Hi,
I am indexing some 30 million records in Elastic using pyspark. I ran the code and was able to index some 20 million records post which i got the following error:
18/01/15 10:34:42 WARN TaskSetManager: Lost task 100.0 in stage 2.0 (TID 102, localhost, executor driver): org.apache.spark.SparkException: Task failed while writing rows
at org.apache.spark.internal.io.SparkHadoopMapReduceWriter$.org$apache$spark$internal$io$SparkHadoopMapReduceWriter$$executeTask(SparkHadoopMapReduceWriter.scala:178)
at org.apache.spark.internal.io.SparkHadoopMapReduceWriter$$anonfun$3.apply(SparkHadoopMapReduceWriter.scala:89)

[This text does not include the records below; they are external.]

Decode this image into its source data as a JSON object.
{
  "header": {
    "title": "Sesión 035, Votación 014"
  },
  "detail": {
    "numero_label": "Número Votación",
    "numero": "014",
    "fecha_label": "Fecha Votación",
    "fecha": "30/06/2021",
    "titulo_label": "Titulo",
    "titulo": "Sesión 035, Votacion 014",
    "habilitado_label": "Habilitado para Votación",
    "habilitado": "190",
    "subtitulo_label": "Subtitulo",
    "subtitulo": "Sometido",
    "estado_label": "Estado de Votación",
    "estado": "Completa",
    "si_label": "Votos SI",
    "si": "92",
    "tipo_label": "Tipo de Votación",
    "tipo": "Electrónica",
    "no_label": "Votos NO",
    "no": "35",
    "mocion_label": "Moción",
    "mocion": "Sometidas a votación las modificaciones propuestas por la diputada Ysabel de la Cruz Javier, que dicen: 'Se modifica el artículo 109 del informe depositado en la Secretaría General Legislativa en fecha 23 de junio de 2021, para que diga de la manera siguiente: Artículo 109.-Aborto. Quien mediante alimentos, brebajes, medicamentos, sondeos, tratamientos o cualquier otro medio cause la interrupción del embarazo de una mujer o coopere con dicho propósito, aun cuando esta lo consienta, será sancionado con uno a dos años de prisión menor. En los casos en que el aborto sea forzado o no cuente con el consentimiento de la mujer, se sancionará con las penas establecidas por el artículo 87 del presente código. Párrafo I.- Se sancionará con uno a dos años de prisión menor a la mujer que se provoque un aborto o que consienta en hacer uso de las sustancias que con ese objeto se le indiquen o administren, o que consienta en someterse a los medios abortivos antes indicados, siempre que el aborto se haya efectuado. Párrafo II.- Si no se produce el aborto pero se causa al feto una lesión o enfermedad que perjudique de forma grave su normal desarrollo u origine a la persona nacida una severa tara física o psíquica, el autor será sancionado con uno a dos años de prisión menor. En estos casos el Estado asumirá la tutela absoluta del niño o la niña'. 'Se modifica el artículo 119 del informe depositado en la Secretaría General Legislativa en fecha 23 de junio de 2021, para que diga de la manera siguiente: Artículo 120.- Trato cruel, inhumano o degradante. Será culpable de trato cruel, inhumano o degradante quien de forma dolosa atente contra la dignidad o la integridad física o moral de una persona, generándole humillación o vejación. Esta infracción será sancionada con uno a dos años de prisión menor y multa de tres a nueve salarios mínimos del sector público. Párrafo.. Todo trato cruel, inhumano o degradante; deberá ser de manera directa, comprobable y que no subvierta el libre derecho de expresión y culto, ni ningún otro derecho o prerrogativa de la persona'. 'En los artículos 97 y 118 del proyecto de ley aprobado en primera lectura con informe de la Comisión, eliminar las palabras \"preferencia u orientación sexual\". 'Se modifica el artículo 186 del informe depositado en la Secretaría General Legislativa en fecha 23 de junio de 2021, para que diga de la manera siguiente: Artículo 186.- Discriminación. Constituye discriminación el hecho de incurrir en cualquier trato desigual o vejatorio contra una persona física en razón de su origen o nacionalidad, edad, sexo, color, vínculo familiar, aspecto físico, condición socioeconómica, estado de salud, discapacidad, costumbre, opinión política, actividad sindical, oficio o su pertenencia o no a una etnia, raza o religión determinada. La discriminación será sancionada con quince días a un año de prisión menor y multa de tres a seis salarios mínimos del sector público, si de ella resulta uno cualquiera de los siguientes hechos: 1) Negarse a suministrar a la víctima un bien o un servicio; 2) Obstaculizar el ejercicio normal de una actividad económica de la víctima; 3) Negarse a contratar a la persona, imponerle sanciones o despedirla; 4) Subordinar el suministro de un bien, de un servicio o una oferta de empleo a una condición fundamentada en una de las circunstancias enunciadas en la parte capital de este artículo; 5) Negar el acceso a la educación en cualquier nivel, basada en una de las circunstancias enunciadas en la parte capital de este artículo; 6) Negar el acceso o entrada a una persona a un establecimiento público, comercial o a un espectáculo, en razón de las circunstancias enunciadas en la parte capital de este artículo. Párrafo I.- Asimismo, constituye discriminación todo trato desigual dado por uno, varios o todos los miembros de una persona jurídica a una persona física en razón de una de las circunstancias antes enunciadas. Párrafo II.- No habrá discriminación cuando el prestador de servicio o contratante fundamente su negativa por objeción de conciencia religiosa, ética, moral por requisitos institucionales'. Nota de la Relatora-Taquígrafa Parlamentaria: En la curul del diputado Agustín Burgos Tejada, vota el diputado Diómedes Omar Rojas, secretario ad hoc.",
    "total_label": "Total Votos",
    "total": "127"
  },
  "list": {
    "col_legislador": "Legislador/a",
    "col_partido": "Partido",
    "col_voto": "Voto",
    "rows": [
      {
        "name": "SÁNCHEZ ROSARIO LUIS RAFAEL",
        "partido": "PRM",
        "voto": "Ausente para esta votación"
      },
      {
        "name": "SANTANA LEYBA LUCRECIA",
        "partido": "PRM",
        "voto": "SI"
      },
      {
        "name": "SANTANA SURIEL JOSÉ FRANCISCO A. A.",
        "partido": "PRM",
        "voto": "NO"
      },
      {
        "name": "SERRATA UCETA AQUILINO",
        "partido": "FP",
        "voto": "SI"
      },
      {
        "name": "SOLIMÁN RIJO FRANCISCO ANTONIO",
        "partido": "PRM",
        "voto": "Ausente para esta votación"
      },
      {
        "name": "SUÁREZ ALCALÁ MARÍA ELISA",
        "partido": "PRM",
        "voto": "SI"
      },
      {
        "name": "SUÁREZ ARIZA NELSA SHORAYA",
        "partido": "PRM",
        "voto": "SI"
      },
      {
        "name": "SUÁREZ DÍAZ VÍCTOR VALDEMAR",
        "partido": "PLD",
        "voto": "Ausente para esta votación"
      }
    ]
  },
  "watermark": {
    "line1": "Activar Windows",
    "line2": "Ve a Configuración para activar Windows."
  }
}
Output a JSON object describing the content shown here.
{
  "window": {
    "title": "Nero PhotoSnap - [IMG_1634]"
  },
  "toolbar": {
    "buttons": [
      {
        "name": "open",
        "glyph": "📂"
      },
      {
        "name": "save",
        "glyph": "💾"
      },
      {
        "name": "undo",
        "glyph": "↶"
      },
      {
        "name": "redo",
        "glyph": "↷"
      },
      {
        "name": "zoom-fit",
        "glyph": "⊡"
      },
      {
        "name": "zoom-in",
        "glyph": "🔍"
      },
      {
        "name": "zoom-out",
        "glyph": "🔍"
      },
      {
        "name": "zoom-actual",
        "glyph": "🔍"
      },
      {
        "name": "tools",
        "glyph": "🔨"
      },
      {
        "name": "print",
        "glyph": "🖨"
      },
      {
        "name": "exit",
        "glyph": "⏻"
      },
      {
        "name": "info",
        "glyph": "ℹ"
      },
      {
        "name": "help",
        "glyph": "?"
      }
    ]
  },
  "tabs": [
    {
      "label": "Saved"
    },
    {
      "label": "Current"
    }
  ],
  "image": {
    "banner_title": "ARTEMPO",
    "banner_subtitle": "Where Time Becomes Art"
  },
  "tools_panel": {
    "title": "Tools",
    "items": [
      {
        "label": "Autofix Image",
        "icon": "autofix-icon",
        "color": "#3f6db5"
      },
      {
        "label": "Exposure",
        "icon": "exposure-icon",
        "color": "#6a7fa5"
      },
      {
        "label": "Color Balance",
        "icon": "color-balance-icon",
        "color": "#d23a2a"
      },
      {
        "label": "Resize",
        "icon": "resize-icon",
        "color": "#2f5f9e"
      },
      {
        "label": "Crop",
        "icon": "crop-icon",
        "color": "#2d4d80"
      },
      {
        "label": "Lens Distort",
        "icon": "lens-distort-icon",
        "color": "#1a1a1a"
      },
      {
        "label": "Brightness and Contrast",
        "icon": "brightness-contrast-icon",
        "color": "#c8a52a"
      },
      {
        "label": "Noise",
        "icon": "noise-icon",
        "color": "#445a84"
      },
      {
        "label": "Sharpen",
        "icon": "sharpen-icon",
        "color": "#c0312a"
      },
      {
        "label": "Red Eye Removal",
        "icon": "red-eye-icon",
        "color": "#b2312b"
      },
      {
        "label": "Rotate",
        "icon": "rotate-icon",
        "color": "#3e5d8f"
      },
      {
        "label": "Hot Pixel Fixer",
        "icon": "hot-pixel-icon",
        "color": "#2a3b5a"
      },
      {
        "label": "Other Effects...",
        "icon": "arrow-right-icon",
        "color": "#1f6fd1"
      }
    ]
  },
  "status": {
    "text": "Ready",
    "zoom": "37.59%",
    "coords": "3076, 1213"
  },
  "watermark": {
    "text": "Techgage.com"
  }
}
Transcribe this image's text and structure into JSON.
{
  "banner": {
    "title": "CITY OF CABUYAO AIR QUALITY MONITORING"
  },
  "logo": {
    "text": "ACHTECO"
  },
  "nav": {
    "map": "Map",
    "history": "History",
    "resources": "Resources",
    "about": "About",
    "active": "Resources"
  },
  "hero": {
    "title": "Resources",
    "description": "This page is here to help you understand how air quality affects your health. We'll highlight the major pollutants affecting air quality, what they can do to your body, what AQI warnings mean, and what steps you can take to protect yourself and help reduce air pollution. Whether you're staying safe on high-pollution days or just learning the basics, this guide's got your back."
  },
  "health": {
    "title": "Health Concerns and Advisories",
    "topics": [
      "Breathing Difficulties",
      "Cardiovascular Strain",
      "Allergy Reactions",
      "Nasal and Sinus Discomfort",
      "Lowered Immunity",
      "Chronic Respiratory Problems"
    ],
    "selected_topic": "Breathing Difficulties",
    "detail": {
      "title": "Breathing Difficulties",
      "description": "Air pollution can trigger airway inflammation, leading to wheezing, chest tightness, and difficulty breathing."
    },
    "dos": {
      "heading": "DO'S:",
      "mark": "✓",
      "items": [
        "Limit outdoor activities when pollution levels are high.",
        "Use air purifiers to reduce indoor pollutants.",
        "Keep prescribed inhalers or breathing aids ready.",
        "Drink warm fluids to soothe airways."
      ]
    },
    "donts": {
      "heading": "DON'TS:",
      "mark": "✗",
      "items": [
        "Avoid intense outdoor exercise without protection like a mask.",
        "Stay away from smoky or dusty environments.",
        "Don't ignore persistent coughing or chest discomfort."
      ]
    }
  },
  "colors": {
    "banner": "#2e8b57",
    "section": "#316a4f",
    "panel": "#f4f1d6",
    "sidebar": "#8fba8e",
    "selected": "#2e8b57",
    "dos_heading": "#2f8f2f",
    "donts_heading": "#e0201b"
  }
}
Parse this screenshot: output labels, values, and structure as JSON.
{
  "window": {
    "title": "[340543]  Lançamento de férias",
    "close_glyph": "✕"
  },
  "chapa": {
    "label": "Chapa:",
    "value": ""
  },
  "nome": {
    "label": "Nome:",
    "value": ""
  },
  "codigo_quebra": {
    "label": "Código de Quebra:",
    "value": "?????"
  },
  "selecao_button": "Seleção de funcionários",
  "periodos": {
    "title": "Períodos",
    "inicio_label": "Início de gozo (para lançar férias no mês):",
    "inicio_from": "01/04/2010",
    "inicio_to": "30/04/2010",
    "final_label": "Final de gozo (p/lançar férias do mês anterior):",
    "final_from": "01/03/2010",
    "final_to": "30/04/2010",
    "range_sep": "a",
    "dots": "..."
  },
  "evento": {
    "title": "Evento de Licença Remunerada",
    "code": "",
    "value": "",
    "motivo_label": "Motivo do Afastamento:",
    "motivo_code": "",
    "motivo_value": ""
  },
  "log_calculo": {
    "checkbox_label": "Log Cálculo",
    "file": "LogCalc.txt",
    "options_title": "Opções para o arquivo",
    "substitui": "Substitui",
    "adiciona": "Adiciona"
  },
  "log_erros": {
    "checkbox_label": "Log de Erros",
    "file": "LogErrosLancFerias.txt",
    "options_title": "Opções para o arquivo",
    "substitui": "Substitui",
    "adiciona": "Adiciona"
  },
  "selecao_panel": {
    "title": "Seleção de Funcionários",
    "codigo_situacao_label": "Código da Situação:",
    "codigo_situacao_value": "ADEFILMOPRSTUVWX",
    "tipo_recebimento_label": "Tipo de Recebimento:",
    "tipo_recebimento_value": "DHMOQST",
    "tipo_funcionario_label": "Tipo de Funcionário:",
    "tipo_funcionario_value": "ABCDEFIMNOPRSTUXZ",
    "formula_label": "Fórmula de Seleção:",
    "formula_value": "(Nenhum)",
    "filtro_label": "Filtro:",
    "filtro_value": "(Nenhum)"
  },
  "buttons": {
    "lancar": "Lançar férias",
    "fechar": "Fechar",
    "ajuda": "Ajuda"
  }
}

at org.apache.spark.internal.io.SparkHadoopMapReduceWriter$$anonfun$3.apply(SparkHadoopMapReduceWriter.scala:88)
at org.apache.spark.scheduler.ResultTask.runTask(ResultTask.scala:87)
at org.apache.spark.scheduler.Task.run(Task.scala:108)
at org.apache.spark.executor.Executor$TaskRunner.run(Executor.scala:335)
at java.util.concurrent.ThreadPoolExecutor.runWorker(ThreadPoolExecutor.java:1149)
at java.util.concurrent.ThreadPoolExecutor$Worker.run(ThreadPoolExecutor.java:624)
at java.lang.Thread.run(Thread.java:748)
Caused by: org.elasticsearch.hadoop.rest.EsHadoopNoNodesLeftException: Connection error (check network and/or proxy settings)- all nodes failed; tried [[10.240.0.86:9200]]
at org.elasticsearch.hadoop.rest.NetworkClient.execute(NetworkClient.java:150)
at org.elasticsearch.hadoop.rest.RestClient.execute(RestClient.java:461)
at org.elasticsearch.hadoop.rest.RestClient.execute(RestClient.java:445)
at org.elasticsearch.hadoop.rest.RestClient.bulk(RestClient.java:186)
at org.elasticsearch.hadoop.rest.RestRepository.tryFlush(RestRepository.java:220)
at org.elasticsearch.hadoop.rest.RestRepository.flush(RestRepository.java:242)
at org.elasticsearch.hadoop.rest.RestRepository.doWriteToIndex(RestRepository.java:182)
at org.elasticsearch.hadoop.rest.RestRepository.writeToIndex(RestRepository.java:159)
at org.elasticsearch.hadoop.mr.EsOutputFormat$EsRecordWriter.write(EsOutputFormat.java:151)
at org.apache.spark.internal.io.SparkHadoopMapReduceWriter$$anonfun$4.apply(SparkHadoopMapReduceWriter.scala:148)
at org.apache.spark.internal.io.SparkHadoopMapReduceWriter$$anonfun$4.apply(SparkHadoopMapReduceWriter.scala:144)
at org.apache.spark.util.Utils$.tryWithSafeFinallyAndFailureCallbacks(Utils.scala:1375)
at org.apache.spark.internal.io.SparkHadoopMapReduceWriter$.org$apache$spark$internal$io$SparkHadoopMapReduceWriter$$executeTask(SparkHadoopMapReduceWriter.scala:159)
... 8 more
How can I get rid of this error? I tried increasing the heap size, RAM and also changed host to external ip of the google server, to internal ip, to 0.0.0.0 and also localhost. Nothing seems to have solved this yet.